Ça y’est, l’épreuve de philo est terminée pour les bacs généraux. Les candidats au bac L auront eu pour sujets : « Le langage trahit-il la pensée ? » ou « L’objectivité de l’Histoire suppose-t-elle l’impartialité de l’historien ? » ou un commentaire de texte de Shopenhauer sur le désir : un extrait du « Monde comme volonté et comme représentation ». Ceux du bac S : « Est-il absurde de désirer l’impossible ? » ou « Y a-t-il des questions auxquelles aucune science ne répond ? ». Le commentaire de texte concernait un extrait de « De la démocratie en Amérique » de Tocqueville. Enfin, ceux du bac ES : « Que gagne-t-on à échanger ? » ou « Le développement technique transforme-t-il les hommes ? » tandis que le commentaire de texte portait sur un extrait d’ « Essai sur l’entendement humain » de John Locke.
En général, les sujets ont été jugés difficiles par les enseignants et les réactions à chaud montrent que de nombreux élèves se sont tournés vers le commentaire de texte.
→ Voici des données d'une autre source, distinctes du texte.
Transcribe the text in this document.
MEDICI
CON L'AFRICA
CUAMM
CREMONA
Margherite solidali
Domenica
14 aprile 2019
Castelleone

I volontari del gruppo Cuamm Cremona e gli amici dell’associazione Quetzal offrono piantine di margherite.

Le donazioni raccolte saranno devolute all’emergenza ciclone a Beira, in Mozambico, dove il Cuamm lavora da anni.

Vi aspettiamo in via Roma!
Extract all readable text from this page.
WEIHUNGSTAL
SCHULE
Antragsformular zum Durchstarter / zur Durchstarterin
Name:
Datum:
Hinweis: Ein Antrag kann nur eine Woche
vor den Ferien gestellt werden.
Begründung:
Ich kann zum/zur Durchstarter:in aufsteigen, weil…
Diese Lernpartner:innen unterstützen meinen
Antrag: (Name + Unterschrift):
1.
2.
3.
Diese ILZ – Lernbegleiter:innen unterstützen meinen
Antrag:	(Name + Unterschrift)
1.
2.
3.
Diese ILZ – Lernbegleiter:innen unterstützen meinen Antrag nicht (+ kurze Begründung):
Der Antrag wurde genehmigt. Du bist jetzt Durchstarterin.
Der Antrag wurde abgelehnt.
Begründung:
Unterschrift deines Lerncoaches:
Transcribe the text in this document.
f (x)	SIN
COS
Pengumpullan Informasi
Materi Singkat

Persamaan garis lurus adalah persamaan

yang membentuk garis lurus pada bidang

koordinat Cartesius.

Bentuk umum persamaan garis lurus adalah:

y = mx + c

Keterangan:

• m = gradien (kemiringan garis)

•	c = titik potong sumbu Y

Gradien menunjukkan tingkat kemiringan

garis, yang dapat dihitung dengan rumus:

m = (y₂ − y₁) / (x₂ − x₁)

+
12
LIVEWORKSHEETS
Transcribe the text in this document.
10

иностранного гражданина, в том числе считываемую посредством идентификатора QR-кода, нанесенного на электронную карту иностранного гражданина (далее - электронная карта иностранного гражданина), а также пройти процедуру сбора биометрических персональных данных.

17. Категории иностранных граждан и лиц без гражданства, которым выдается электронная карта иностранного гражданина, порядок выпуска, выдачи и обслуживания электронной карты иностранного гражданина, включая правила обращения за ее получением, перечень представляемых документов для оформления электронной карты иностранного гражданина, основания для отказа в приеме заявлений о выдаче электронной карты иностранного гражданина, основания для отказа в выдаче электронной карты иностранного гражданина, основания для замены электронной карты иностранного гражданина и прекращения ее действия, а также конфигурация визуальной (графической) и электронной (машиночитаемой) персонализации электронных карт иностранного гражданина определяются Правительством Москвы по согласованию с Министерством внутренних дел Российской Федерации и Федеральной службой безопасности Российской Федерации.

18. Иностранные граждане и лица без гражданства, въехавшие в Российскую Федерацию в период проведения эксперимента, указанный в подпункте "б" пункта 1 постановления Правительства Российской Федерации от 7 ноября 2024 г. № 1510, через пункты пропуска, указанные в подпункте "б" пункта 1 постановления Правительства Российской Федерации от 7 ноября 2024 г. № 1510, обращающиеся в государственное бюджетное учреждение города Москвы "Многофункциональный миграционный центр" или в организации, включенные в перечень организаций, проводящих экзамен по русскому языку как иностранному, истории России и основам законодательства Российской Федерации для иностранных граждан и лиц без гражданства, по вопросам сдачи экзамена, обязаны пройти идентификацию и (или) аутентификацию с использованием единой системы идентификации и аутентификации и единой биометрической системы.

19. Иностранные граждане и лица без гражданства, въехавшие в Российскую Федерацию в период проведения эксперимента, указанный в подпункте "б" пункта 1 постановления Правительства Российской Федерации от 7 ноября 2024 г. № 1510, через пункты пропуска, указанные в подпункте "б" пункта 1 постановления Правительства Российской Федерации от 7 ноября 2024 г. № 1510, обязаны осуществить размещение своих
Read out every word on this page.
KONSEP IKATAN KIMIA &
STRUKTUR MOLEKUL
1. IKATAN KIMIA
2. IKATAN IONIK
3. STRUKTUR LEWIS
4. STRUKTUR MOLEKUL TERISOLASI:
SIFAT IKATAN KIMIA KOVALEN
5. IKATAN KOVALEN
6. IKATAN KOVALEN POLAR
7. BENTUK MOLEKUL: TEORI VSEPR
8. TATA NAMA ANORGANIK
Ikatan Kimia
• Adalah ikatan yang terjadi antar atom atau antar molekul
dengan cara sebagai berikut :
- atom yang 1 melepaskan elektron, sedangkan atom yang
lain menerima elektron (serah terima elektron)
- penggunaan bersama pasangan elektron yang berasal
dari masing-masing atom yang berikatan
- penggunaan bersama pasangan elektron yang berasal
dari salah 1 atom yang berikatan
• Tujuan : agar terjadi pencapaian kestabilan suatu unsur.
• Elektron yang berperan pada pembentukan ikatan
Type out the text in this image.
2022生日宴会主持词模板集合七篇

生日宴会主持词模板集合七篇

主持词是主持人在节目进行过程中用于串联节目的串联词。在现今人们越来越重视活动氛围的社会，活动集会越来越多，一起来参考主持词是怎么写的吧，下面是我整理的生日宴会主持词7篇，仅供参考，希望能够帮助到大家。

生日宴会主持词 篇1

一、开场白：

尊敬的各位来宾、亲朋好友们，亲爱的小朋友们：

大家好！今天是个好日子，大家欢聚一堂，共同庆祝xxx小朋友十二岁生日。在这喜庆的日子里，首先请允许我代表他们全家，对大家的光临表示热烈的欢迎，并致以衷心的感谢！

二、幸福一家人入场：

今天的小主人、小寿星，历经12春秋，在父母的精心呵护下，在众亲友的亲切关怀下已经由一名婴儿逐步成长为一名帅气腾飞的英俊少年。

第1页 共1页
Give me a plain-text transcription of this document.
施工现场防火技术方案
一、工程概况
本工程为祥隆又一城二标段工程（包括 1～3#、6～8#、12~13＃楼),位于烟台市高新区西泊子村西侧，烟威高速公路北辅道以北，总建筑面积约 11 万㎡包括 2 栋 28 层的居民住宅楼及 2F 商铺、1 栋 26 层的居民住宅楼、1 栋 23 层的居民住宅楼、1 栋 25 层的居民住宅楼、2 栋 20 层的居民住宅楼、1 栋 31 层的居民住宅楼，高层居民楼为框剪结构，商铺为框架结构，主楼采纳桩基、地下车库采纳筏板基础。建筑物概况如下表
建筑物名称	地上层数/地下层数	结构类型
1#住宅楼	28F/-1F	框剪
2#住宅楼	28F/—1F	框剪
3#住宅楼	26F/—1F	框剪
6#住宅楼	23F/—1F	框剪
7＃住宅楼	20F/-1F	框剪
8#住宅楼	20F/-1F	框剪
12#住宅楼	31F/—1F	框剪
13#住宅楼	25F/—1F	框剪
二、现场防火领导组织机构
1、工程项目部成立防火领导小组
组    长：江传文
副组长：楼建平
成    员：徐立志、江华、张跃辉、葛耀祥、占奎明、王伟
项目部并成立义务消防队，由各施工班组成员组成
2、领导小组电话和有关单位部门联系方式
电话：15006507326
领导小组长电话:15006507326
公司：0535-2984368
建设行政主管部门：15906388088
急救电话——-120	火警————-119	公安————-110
Pour les dissertations, ce que l’on peut déjà dire c’est qu’il est toujours bien vu par les correcteurs de faire référence à l’actualité : cela signifie que vous vous intéressez à ce qui vous entoure, ce qui est le but même de la philo. Par exemple, sur le sujet concernant l’Histoire, on pouvait faire référence à Monseigneur Williamson qui avait nié la Shoah qui est pourtant un fait avéré… Lui-même n’étant pas historien, il ne pouvait y avoir d’impartialité… Un historien doit-il être impartial pour raconter l’Histoire de manière objective ?… Pas forcément puisque qu’est-ce l’objectivité et existe-t-elle d’ailleurs dans les faits qui racontent les humains ? Il suffit juste que l’historien puisse avoir le recul nécessaire pour raconter les faits qui se succèdent. Il peut avoir son sentiment et donc, ne pas être partial à condition de révéler une succession de vérités prouvées.
« Le Langage trahit-il la pensée ? »… Dans ce cas, qu’est-ce que la pensée pure puisque s’il n’y a pas de langage, il n’y a pas de transmission de la pensée ? On a donc besoin du langage et la pensée pure, abstraite et sans langage ne serait qu’un phénomène inutile. Mais n’y a-t-il rien à part la pensée qui puisse être traduit par le langage ? Eh bien si, il y a les impressions, les intuitions… Il existe ainsi des lapsus révélateurs qui révèlent la sous-pensée, celle que l’on ne veut pas exprimer ouvertement mais qui se sert du langage…
« Est-il absurde de désirer l’impossible ? »… Beau sujet en vérité ! Désirer l’impossible est une souffrance puisqu’on ne peut l’atteindre et si on s’arrête de désirer, la vie ne sert à rien… On pouvait donc prendre exemple sur les Epicuriens ou sur les Stoïciens qui jugent qu’il ne faut pas trop désirer pour s’empêcher de souffrir ou sur le fait que ce qui est important est justement de désirer et non pas forcément d’obtenir. Enfin, l’impossible peut aussi être un idéal et dans ce cas, il n’est pas absurde puisqu’il peut donner un sens à la vie, une orientation vers laquelle on tend à la condition qu’il ne s’agisse pas d’une vaine utopie…
« Y a-t-il des questions auxquelles aucune science ne répond ? »… Tout d’abord, il fallait définir ce qu’était réellement la science ou les sciences… Les sciences occultes font-elles partie du domaine de la science ? Et dans l’état actuel des connaissances scientifiques, on ne sait toujours pas ce qu’il y a après la mort… Donc oui, actuellement, il y a des questions auxquelles aucune science ne répond…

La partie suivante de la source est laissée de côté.